Örneğin İstanbul Sözleşmesi karşısındaki Türkiye’nin aldığı pozisyon sadece Türkiye’ye özgü değil. Toplumsal cinsiyet eşitliği karşıtı hareketlerin popülist sağ rejimler içinde yer aldığını biliyoruz. Ekonomik sorunların tüm kaynağı toplumsal cinsiyet eşitliği mücadelesiymiş ve hak savunucularıymış gibi gösterip İstanbul Sözleşmesi gibi bir büyük bir kazanımın geri alınması aslında bir eğilim. Bunu otoriter sağ popülist liderlerin yönettiği tüm ülkelerde görebiliyoruz. Türkiye’de de farklı değil.

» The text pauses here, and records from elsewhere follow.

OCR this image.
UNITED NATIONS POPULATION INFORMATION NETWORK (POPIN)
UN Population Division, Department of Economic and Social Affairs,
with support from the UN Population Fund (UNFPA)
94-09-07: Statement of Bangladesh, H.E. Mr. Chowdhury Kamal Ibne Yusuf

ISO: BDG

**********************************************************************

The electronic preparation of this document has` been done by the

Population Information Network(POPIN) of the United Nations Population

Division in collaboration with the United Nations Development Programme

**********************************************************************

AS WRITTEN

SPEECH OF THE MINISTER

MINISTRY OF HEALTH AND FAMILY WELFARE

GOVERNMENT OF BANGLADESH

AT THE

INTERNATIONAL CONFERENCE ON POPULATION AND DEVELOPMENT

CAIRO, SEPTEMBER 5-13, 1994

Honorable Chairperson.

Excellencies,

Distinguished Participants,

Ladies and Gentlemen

Ukrayna savaşından önce bile Rusya’daki “ajanlık yasası” ile yurtdışı fonlar yasaklandı. Bu yasayı reddeden, Türkiye’deki İHD gibi Rusya’nın en köklü insan hakları örgütü olan Memorial kapatıldı. Orada çalışan hak savunucuları ciddi baskılarla karşılaştı, bazıları ülkeyi terk etmek zorunda kaldı. Bu anlamda çok benzer yöntemler. Kötü bir şey ama bu konuda yalnız değiliz.

Buna karşı bir dayanışma ortamından da bahsedebiliriz ama….

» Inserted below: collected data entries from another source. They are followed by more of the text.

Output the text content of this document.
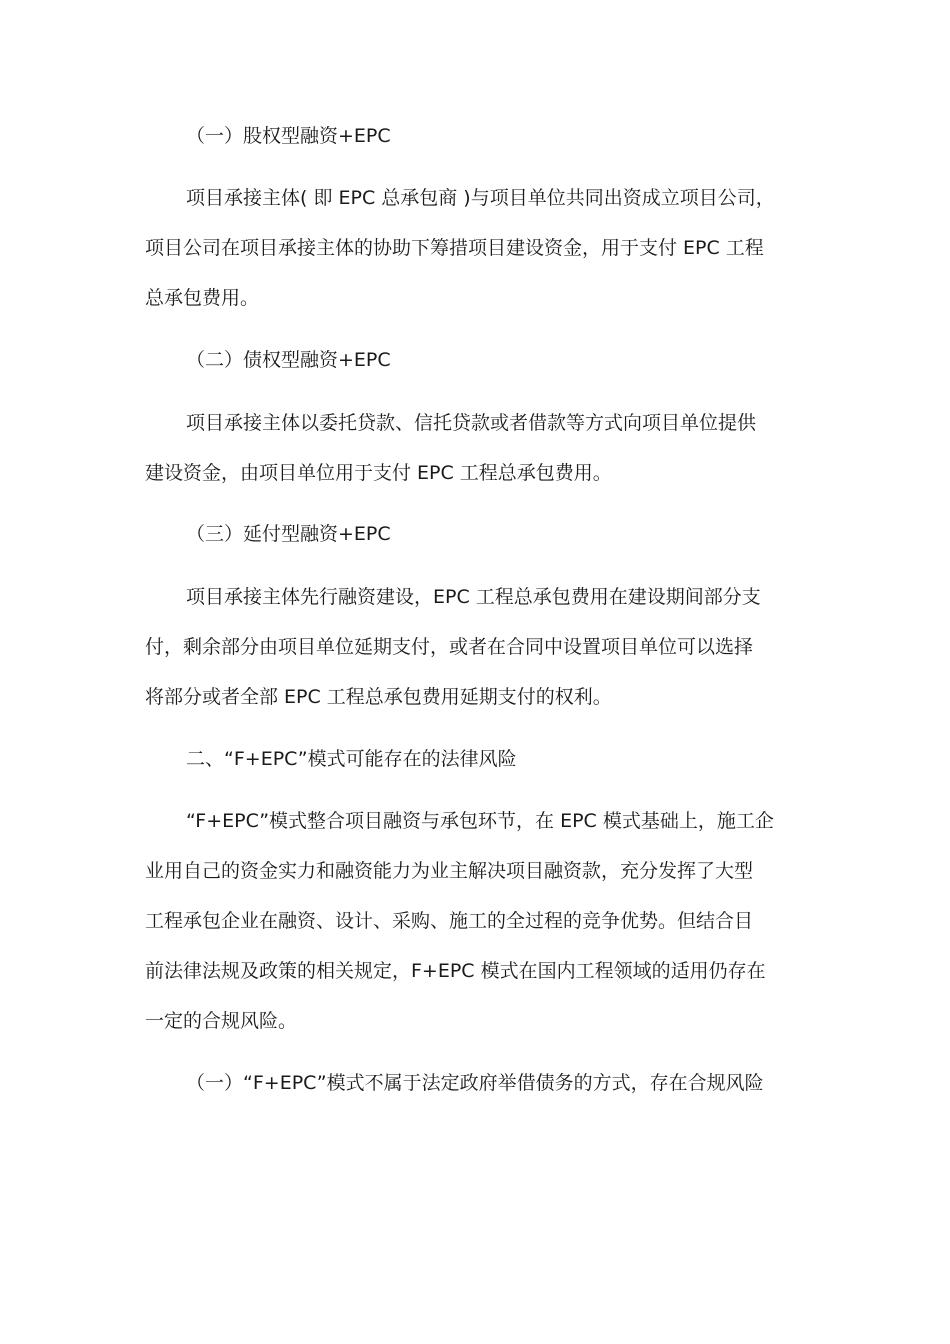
（一）股权型融资+EPC
项目承接主体( 即 EPC 总承包商 )与项目单位共同出资成立项目公司，
项目公司在项目承接主体的协助下筹措项目建设资金，用于支付 EPC 工程
总承包费用。
（二）债权型融资+EPC
项目承接主体以委托贷款、信托贷款或者借款等方式向项目单位提供
建设资金，由项目单位用于支付 EPC 工程总承包费用。
（三）延付型融资+EPC
项目承接主体先行融资建设，EPC 工程总承包费用在建设期间部分支
付，剩余部分由项目单位延期支付，或者在合同中设置项目单位可以选择
将部分或者全部 EPC 工程总承包费用延期支付的权利。
二、“F+EPC”模式可能存在的法律风险
“F+EPC”模式整合项目融资与承包环节，在 EPC 模式基础上，施工企
业用自己的资金实力和融资能力为业主解决项目融资款，充分发挥了大型
工程承包企业在融资、设计、采购、施工的全过程的竞争优势。但结合目
前法律法规及政策的相关规定，F+EPC 模式在国内工程领域的适用仍存在
一定的合规风险。
（一）“F+EPC”模式不属于法定政府举借债务的方式，存在合规风险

Son yıllarda insan hakları savunucularının kendilerinin savunulmasına yönelik daha fazla destek üretildi, dayanışma ağları, networkler kuruldu. Bizim de içinde olduğumuz insan hakları savunucuları dayanışma ağı var. 2019’da kurularak Büyükada davası, Gezi davası gibi topyekün sivil toplumun değişik kesimlerini hedef alan davalar sonrası bir refleksle biraraya gelindi. Bildiğiniz gibi bugün Tarlabaşı Toplum Merkezi, Kadın Cinayetlerini Durduracağı Platformu Derneği de kapatma davalarıyla karşı karşıya.

Yan yana durmak ulusal düzeyde olduğu kadar uluslararası düzeyde de bir ihtiyaç. Yani uluslararası mekanizmaların bilgilendirilmesi, harekete geçilmesi için çağrı yapılması, oradaki ağlarla temas kurmak çok önemli. Nasıl ki liderler birbirilerinden bu baskı yöntemlerini öğreniyorsa, sivil toplum da birbirine destek olmalı.